Mais la musique, la note continue ne cesse de « trotter » dans la tête. C’est au demeurant elle qui fait la tête, parce qu’elle constitue son propre remplissage et son écoulement. La pièce de Morton Feldman connaît des combinatoires diverses au cours de ces quatre moments, mais la ligne, disons le grain de l’alto reste dominant, tout comme il l’est communément dans une voix, une sorte d’auto-frottement, cette voix qui est à la fois le manche et l’archet et qui fait le « soi ». L’alto est un « soi », celui de Morton Feldman, que nous pouvons également reconnaître, après l’avoir découvert par la grâce de l’écoute musicale, en nous-mêmes. L’alto n’est pas pour autant le « soliste », c’est ce qu’on a cru comprendre. Seulement une ligne, une avancée, un fil de vie et de tension comme peuvent l’être l’amour ou tout autre attachement indéfectible.
Un mot sur cette ligne diffractée, différentielle, en dérivation, mais tout autant en insistance et en répétition.
Le premier mouvement consiste en un dépliage en quelque sorte naturel du son et de la mélodie. Ils font travailler le temps, car le temps lui-même, sans leur scansion, leur toucher, n’est rien. On entend un crescendo, un « envol », un mouvement aérien qui est l’esprit, qu’on comprend en tout cas comme tel. On dirait que les autres instruments forment des ombres portées.
Dans le deuxième mouvement, si étrange, en raison de la sourdine déposée sur l’instrument. On songe à une existence qui se parcourt dans ses différences, une existence qui tâtonne, trotte et se cherche…

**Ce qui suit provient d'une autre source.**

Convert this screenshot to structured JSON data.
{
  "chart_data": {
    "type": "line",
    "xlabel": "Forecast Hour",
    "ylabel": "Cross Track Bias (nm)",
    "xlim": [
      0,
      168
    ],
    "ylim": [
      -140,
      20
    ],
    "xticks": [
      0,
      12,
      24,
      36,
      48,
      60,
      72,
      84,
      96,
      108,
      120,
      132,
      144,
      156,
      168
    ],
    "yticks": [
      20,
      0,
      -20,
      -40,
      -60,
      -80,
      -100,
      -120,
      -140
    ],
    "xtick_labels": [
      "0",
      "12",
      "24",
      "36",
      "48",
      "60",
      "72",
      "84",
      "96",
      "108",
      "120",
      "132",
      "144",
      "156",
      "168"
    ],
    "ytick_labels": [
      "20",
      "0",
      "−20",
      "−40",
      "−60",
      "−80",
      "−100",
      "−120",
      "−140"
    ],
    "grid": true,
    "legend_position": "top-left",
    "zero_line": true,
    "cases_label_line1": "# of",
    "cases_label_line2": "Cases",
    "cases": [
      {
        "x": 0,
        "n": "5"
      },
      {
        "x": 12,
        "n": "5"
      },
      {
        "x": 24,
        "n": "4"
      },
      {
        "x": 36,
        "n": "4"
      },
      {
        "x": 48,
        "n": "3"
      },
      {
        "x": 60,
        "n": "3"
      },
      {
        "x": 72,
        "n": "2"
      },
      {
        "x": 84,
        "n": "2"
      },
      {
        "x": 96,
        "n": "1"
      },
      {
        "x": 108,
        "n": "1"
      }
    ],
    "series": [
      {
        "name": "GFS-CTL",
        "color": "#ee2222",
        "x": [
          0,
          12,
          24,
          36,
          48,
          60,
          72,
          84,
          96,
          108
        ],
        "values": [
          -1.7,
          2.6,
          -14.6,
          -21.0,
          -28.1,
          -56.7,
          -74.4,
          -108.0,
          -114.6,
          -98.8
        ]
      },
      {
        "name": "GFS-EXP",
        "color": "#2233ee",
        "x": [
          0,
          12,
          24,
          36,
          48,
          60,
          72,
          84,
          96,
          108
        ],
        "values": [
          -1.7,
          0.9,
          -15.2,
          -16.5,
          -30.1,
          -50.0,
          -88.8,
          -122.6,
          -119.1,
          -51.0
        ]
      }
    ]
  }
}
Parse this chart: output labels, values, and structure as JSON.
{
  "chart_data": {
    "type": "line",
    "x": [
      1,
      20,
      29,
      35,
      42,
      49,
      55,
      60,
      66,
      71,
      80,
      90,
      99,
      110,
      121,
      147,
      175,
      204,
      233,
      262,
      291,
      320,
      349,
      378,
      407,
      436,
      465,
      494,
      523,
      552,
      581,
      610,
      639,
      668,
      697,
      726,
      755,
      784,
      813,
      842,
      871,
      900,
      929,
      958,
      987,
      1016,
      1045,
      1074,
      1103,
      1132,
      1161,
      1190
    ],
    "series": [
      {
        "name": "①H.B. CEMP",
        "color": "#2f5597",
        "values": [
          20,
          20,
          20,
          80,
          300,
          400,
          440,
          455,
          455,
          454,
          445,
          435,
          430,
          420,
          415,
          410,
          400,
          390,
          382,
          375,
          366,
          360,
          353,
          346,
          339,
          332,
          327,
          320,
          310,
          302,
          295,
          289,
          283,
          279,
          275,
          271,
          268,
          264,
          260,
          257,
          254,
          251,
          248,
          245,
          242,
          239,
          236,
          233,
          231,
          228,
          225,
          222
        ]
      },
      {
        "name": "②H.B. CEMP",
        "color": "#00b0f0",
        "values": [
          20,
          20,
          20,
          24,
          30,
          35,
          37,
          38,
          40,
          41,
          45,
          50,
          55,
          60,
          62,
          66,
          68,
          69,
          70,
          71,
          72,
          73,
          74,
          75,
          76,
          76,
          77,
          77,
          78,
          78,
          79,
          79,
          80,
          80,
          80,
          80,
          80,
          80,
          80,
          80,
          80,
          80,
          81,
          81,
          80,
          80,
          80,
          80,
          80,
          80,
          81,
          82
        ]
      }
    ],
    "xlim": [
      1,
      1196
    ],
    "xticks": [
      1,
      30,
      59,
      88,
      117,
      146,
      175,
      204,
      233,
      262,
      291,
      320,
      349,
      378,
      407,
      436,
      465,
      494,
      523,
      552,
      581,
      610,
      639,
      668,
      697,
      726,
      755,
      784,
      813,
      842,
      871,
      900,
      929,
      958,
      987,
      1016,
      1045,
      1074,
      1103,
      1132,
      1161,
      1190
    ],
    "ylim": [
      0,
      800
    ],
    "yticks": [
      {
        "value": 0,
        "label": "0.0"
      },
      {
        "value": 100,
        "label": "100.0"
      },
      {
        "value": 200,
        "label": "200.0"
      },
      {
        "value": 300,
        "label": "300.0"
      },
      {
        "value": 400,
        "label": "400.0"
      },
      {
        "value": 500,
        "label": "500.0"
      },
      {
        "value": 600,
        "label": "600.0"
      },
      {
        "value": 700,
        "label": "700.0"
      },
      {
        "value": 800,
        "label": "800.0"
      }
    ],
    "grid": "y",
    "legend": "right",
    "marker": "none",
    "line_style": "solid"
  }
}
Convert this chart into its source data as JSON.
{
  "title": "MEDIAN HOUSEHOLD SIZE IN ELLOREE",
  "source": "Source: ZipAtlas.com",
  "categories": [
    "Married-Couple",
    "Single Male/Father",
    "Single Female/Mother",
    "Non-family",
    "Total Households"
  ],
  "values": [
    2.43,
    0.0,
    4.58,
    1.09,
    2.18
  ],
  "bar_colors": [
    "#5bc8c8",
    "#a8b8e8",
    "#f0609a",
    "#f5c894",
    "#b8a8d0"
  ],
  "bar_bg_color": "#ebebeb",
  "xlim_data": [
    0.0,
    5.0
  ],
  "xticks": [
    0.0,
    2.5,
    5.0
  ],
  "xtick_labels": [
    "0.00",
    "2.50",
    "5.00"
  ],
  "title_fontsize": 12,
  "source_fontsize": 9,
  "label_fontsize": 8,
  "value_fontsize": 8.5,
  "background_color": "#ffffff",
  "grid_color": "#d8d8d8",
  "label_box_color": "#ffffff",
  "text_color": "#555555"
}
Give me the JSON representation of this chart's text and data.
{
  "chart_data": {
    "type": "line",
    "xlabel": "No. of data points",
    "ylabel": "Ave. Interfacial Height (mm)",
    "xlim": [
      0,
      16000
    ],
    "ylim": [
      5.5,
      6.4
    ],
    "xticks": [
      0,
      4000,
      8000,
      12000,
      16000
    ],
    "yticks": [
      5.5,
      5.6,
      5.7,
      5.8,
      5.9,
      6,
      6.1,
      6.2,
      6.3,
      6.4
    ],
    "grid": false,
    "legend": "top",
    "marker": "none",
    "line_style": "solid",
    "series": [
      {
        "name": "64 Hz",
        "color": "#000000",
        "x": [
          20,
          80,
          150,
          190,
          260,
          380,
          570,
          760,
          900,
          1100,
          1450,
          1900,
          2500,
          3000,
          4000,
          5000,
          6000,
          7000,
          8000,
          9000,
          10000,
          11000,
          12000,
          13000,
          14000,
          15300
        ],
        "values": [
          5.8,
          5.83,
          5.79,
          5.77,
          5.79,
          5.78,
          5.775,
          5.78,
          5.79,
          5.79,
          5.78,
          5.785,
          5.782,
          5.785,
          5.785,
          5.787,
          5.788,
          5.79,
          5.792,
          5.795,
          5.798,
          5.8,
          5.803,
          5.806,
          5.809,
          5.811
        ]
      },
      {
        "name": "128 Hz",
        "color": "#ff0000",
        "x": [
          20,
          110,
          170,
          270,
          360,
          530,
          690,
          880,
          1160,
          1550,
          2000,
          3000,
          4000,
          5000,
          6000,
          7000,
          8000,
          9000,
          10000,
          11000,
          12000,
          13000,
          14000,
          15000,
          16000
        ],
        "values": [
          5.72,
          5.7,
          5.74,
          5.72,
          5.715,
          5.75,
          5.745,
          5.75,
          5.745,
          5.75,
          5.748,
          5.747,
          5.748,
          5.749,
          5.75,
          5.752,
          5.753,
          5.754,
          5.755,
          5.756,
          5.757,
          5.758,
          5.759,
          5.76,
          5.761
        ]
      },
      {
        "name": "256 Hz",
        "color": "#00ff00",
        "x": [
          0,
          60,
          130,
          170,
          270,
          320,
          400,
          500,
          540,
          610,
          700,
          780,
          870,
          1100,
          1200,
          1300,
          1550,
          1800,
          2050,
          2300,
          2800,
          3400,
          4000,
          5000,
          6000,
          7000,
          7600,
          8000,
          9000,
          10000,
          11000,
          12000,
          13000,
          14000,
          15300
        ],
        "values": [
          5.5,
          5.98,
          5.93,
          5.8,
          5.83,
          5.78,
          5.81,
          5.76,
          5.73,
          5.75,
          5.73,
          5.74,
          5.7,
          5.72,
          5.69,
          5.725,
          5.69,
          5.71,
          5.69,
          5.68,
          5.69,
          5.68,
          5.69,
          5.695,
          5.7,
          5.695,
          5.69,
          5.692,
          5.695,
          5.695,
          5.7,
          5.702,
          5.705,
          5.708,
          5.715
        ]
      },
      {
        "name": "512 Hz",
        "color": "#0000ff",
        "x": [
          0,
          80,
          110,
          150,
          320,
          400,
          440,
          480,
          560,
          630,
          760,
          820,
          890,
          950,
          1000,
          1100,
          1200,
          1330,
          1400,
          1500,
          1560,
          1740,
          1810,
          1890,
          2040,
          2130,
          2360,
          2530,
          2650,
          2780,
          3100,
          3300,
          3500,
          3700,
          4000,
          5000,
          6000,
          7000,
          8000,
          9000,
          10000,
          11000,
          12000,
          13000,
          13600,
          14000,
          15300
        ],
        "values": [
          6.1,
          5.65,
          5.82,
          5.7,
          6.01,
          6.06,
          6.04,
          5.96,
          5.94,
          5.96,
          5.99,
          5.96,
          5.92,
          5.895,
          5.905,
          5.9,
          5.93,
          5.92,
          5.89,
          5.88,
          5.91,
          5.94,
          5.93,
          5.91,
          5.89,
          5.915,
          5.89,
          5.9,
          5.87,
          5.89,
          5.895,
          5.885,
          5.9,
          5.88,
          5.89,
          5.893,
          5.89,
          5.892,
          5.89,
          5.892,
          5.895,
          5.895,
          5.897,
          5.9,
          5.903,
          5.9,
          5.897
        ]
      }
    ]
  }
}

Le troisième mouvement est dialogique. Le piano connaît à son tour son extension. Partant, le mouvement fait émerger l’alto dans la foule d’autre instruments.
Enfin, l’orchestre conclut ces quatre mouvements par son dépliage dont l’ampleur et l’extension connaissent la matérialisation des figures jusqu’à un crescendo et un sombre diminuendo : fff. ppp.
Antoine Tamestit avec le Gürzenich Orchester Köln, et Harry Ogg et François-Xavier Roth à la direction rendent justice à la profondeur, oui, de l’œuvre de Morton Feldman qui démontre surtout qu’elle est un parcours de vie. En cela, elle accompagne le nôtre.